L'actrice américaine de 32 ans préside le jury de la 73ème Berlinale, qui débute ce jeudi soir.
Face à la presse, elle a avoué être "un peu nerveuse" mais enthousiaste de se voir confier une telle responsabilité.
Un job de rêve dans un contexte très politique, puisque Volodymyr Zelensky devrait s'exprimer lors de la cérémonie d'ouverture.

Depuis que le grand public l’a découverte dans la saga pour ados Twilight, Kristen Stewart mène une carrière aussi exigeante qu’admirable. Lauréate d'un César en 2014 pour Sils Maria d'Olivier Assayas, nommée aux Oscars l'an dernier pour son interprétation de Lady Di dans Spencer de Pablo Larraín, elle est à 32 ans la plus jeune présidente du jury de l’histoire de la Berlinale, qui ouvre ses portes ce jeudi 16 février.

Veste et pantalon Chanel, et coupe de cheveux "déstructurée", la jeune femme est allée à la rencontre de la presse, entourée des personnalités qui vont l’accompagner jusqu’au 26 février. "J’étais choquée qu’ils m’appellent", a-t-elle confié d’emblée. "Mais c’est une énorme opportunité de mettre en lumière de belles choses dans une période où il est difficile de se raccrocher à quelque chose".

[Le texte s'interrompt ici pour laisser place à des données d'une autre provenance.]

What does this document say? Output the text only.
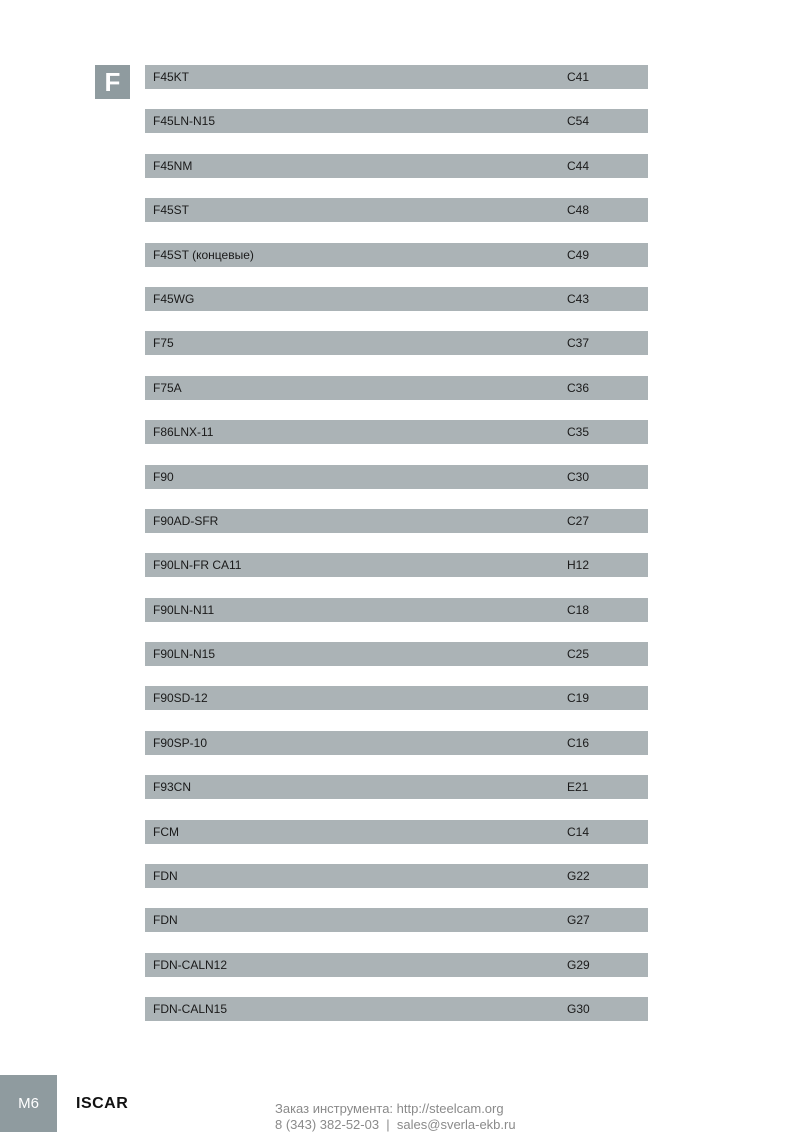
F	F45KT	C41
F45LN-N15	C54
F45NM	C44
F45ST	C48
F45ST (концевые)	C49
F45WG	C43
F75	C37
F75A	C36
F86LNX-11	C35
F90	C30
F90AD-SFR	C27
F90LN-FR CA11	H12
F90LN-N11	C18
F90LN-N15	C25
F90SD-12	C19
F90SP-10	C16
F93CN	E21
FCM	C14
FDN	G22
FDN	G27
FDN-CALN12	G29
FDN-CALN15	G30
M6	ISCAR	Заказ инструмента: http://steelcam.org
8 (343) 382-52-03  |  sales@sverla-ekb.ru
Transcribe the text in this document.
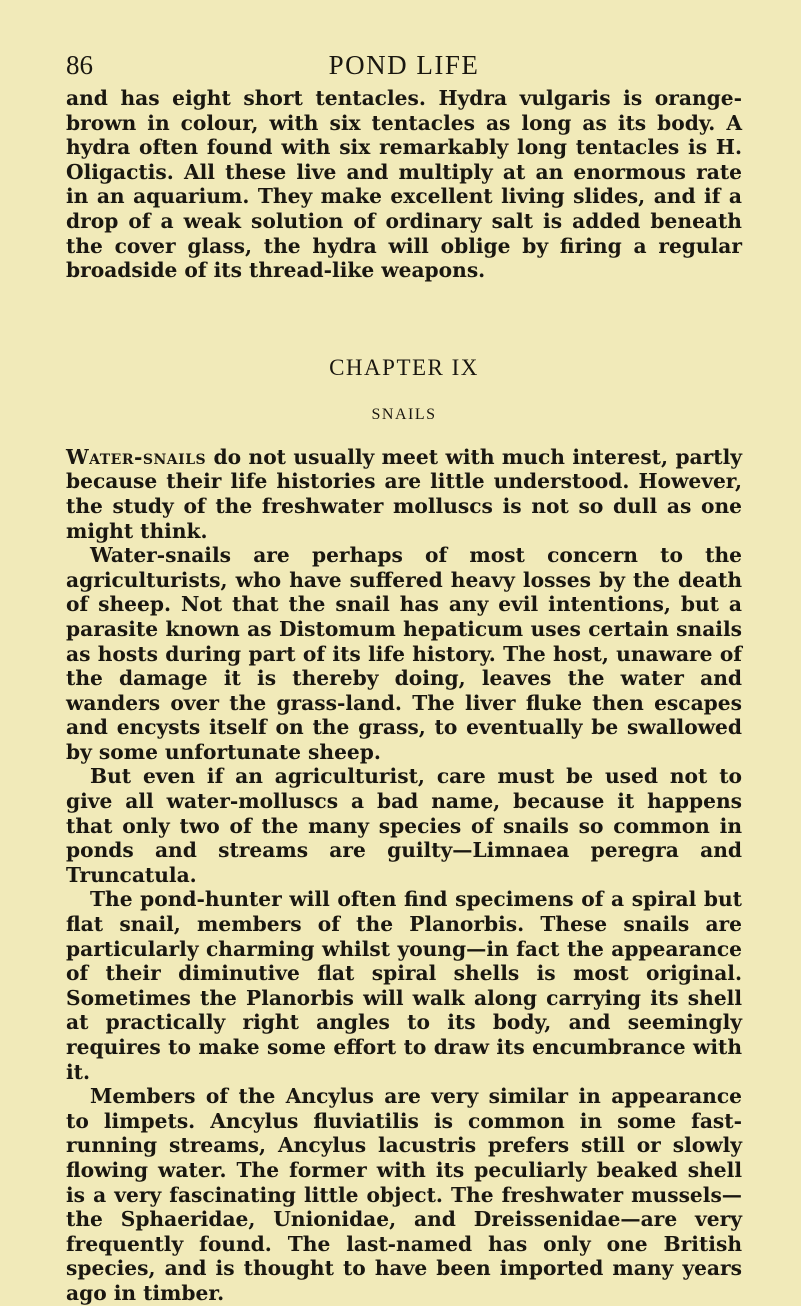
86	POND LIFE

and has eight short tentacles. Hydra vulgaris is orange-brown in colour, with six tentacles as long as its body. A hydra often found with six remarkably long tentacles is H. Oligactis. All these live and multiply at an enormous rate in an aquarium. They make excellent living slides, and if a drop of a weak solution of ordinary salt is added beneath the cover glass, the hydra will oblige by firing a regular broadside of its thread-like weapons.

CHAPTER IX
SNAILS

Water-snails do not usually meet with much interest, partly because their life histories are little understood. However, the study of the freshwater molluscs is not so dull as one might think.

Water-snails are perhaps of most concern to the agriculturists, who have suffered heavy losses by the death of sheep. Not that the snail has any evil intentions, but a parasite known as Distomum hepaticum uses certain snails as hosts during part of its life history. The host, unaware of the damage it is thereby doing, leaves the water and wanders over the grass-land. The liver fluke then escapes and encysts itself on the grass, to eventually be swallowed by some unfortunate sheep.

But even if an agriculturist, care must be used not to give all water-molluscs a bad name, because it happens that only two of the many species of snails so common in ponds and streams are guilty—Limnaea peregra and Truncatula.

The pond-hunter will often find specimens of a spiral but flat snail, members of the Planorbis. These snails are particularly charming whilst young—in fact the appearance of their diminutive flat spiral shells is most original. Sometimes the Planorbis will walk along carrying its shell at practically right angles to its body, and seemingly requires to make some effort to draw its encumbrance with it.

Members of the Ancylus are very similar in appearance to limpets. Ancylus fluviatilis is common in some fast-running streams, Ancylus lacustris prefers still or slowly flowing water. The former with its peculiarly beaked shell is a very fascinating little object. The freshwater mussels—the Sphaeridae, Unionidae, and Dreissenidae—are very frequently found. The last-named has only one British species, and is thought to have been imported many years ago in timber.
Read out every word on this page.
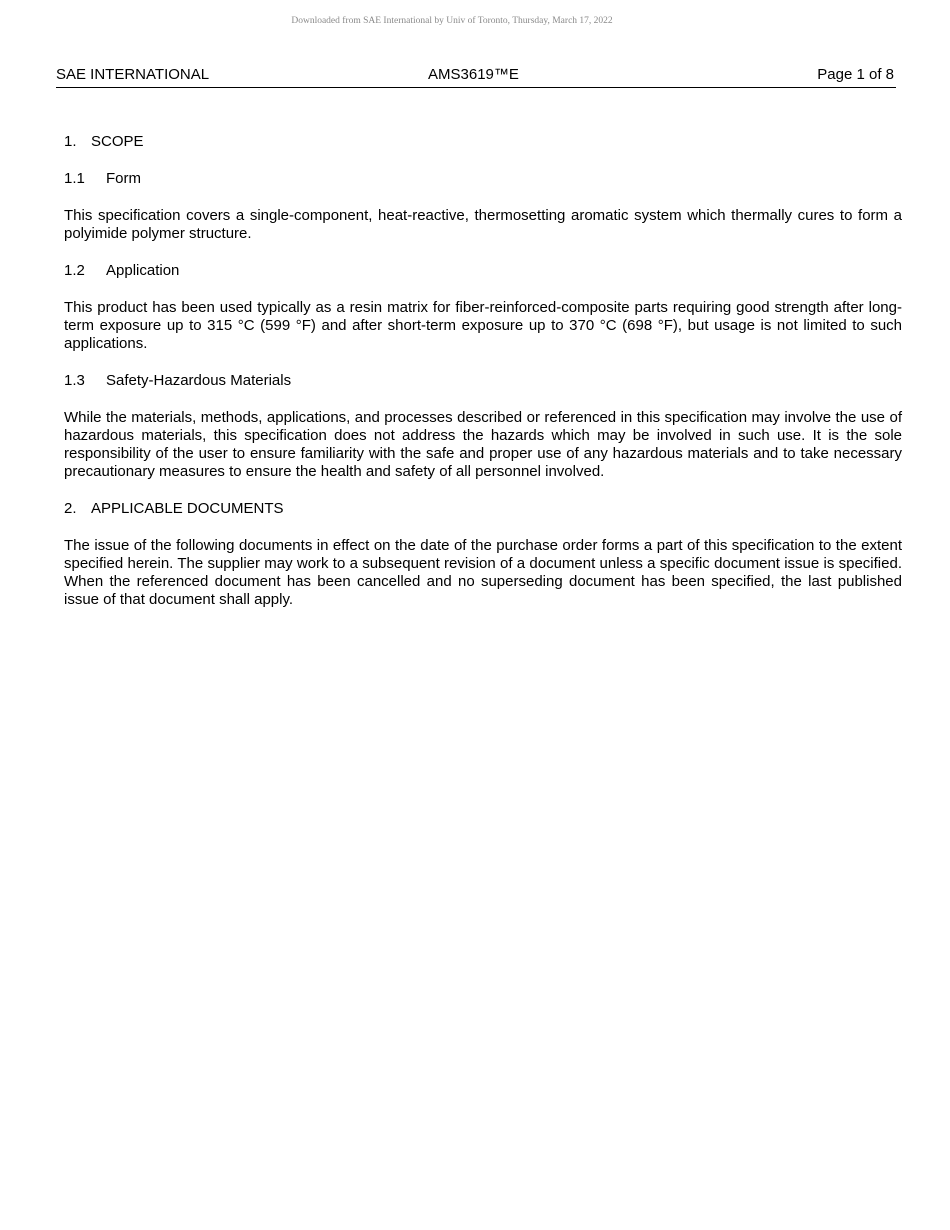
Downloaded from SAE International by Univ of Toronto, Thursday, March 17, 2022
SAE INTERNATIONAL	AMS3619™E	Page 1 of 8

1. SCOPE

1.1	Form

This specification covers a single-component, heat-reactive, thermosetting aromatic system which thermally cures to form a polyimide polymer structure.

1.2	Application

This product has been used typically as a resin matrix for fiber-reinforced-composite parts requiring good strength after long-term exposure up to 315 °C (599 °F) and after short-term exposure up to 370 °C (698 °F), but usage is not limited to such applications.

1.3	Safety-Hazardous Materials

While the materials, methods, applications, and processes described or referenced in this specification may involve the use of hazardous materials, this specification does not address the hazards which may be involved in such use. It is the sole responsibility of the user to ensure familiarity with the safe and proper use of any hazardous materials and to take necessary precautionary measures to ensure the health and safety of all personnel involved.

2. APPLICABLE DOCUMENTS

The issue of the following documents in effect on the date of the purchase order forms a part of this specification to the extent specified herein. The supplier may work to a subsequent revision of a document unless a specific document issue is specified. When the referenced document has been cancelled and no superseding document has been specified, the last published issue of that document shall apply.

Je ne me sens pas fléchir sous le poids de la responsabilité
Kristen Stewart

Pour désigner l’Ours d’or de cette 73ème Berlinale, Kristen Stewart sera entourée du réalisateur roumain Radu Jude, de la réalisatrice allemande Valeska Grisebach, de l’actrice iranienne Golshifteh Farahani, de la directrice de casting américaine Francine Maisler, du réalisateur chinois Johnnie To et de la réalisatrice catalane Carla Simón, primée l’an dernier avec Alcaras.

"Pour être tout à fait transparente, je suis un peu nerveuse", a-t-elle avoué à propos de ce job inédit pour elle. "Je ne me sens pas fléchir sous le poids de la responsabilité. Mais j’ai hâte de voir où nous en serons à la fin de cette expérience. Je suis juste prête à être changée par tous les films et par tous les gens autour de nous."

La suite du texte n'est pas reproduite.